Et l’aventure de Lucky Lindy ne s’arrête pas là, elle continue sur leur site officiel : www.luckylindyband.com

Kings of Tales – Land Of Tales

Jeune groupe d’Angers, Kings of Tales possède déjà, en à peine deux années d’expérience, un joli parcours dans sa région. On m’a proposé de les découvrir il y a quelques jours, et j’avoue avoir trouvé dans leur identité musicale un certain intérêt.

A la première écoute, à la première seconde, il n’y a aucun doute ; Kings of Tales s’inspire énormément de Muse (le citant d’ailleurs eux-même). Peu de groupes ont le courage ou la volonté de s’impliquer dans ce genre de rock mêlant l’alternatif et le lyrique. Inconsciemment, je me suis retrouvé au collège écoutant dans ma chambre les premiers albums du célèbre groupe anglais avec ce son bien grave et ces accords hurlants à la pelle. Aux Kings of Tales, on reconnaitra un travail impressionnant livré en si peu de temps avec deux EP sortis à quelques mois d’intervalle.
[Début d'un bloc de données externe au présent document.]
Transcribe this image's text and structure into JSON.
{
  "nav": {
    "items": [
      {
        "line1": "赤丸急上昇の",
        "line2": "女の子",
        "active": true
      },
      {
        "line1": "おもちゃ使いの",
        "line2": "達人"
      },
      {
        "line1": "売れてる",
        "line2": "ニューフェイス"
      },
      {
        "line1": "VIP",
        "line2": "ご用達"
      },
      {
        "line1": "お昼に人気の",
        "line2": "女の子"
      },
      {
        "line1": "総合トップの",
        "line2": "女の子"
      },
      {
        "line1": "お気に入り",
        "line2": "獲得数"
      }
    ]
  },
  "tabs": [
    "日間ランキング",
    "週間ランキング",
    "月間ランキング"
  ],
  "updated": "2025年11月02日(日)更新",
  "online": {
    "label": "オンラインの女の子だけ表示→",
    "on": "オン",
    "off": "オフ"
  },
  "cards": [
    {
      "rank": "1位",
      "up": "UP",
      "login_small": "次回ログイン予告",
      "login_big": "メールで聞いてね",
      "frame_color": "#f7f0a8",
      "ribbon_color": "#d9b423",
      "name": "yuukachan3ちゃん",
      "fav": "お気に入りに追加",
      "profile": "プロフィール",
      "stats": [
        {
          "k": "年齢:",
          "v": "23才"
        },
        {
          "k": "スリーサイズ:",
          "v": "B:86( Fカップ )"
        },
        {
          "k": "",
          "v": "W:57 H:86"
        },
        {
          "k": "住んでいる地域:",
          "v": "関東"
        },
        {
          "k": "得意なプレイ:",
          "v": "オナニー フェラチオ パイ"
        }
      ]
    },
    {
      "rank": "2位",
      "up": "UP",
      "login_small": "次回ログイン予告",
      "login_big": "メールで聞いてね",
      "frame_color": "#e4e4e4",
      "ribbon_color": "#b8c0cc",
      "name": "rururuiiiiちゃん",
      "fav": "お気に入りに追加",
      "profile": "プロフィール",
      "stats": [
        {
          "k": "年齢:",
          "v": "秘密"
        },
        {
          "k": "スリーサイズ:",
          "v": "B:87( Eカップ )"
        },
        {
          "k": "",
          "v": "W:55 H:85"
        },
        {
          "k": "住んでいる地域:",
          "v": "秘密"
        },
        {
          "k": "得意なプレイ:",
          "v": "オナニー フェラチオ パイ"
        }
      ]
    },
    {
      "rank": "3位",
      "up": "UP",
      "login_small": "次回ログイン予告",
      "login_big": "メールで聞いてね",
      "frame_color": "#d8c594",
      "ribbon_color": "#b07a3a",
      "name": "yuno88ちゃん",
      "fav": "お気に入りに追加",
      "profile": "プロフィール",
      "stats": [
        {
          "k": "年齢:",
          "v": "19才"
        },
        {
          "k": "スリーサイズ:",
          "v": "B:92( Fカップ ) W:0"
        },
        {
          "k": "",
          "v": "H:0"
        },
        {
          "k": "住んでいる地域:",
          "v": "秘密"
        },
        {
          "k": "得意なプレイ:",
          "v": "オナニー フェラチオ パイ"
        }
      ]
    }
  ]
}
Cependant Land of Tales, second EP du groupe, s’essouffle un peu en longueur, tombant même parfois dans le surplus. La voix de Florian, chanteur-pianiste de Kings of Tales, porte aussi l’inspiration de Muse, cependant elle aussi perd en puissance par moments, car ressembler à Matthew Bellamy n’est pas donné à tout le monde. Je retiendrai cependant la chanson « Broken Helmets » qui possède une introduction au piano digne des plus grandes chansons du groupe anglais, et réussir cela c’est déjà un grand exploit. J’y retrouve en effet la douceur du piano de Matthew et dans les chœurs un air de « Take a Bow ».

Alors bien sur Kings of Tales a encore beaucoup de chose à apprendre et à travailler. Mais on ne leur enlèvera pas la technique que ces cinq musiciens ont pu acquérir durant ces deux années, qui est assez incroyable. Leur son est juste et  ils ont la chance d’avoir un second EP très bien mixé. Certes la production est très générale mais n’oublions pas qu’ils n’en sont encore qu’à leurs débuts. En regardant la pochette qui me rappelle vaguement le dernier album de Wolfmother, je me suis aperçu que derrière ce son très lyrique, Led Zeppelin pouvait aussi se ressentir dans les influences du groupe (surtout l’introduction de « Elusive Childhood »).

Le son de Kings of Tales est pour le moins original, même s’il n’est pas encore véritablement défini, car leur style à force de partir dans plusieurs univers prend le risque de s’essouffler : virant tantôt dans le métal, tantôt dans le lyrique, tantôt dans le heavy. On s’y perd un peu ! Mais ce qui est à retenir, c’est que pour le jeune âge de la formation,  la technique est décidément bien là et cela mérite amplement d’être souligné.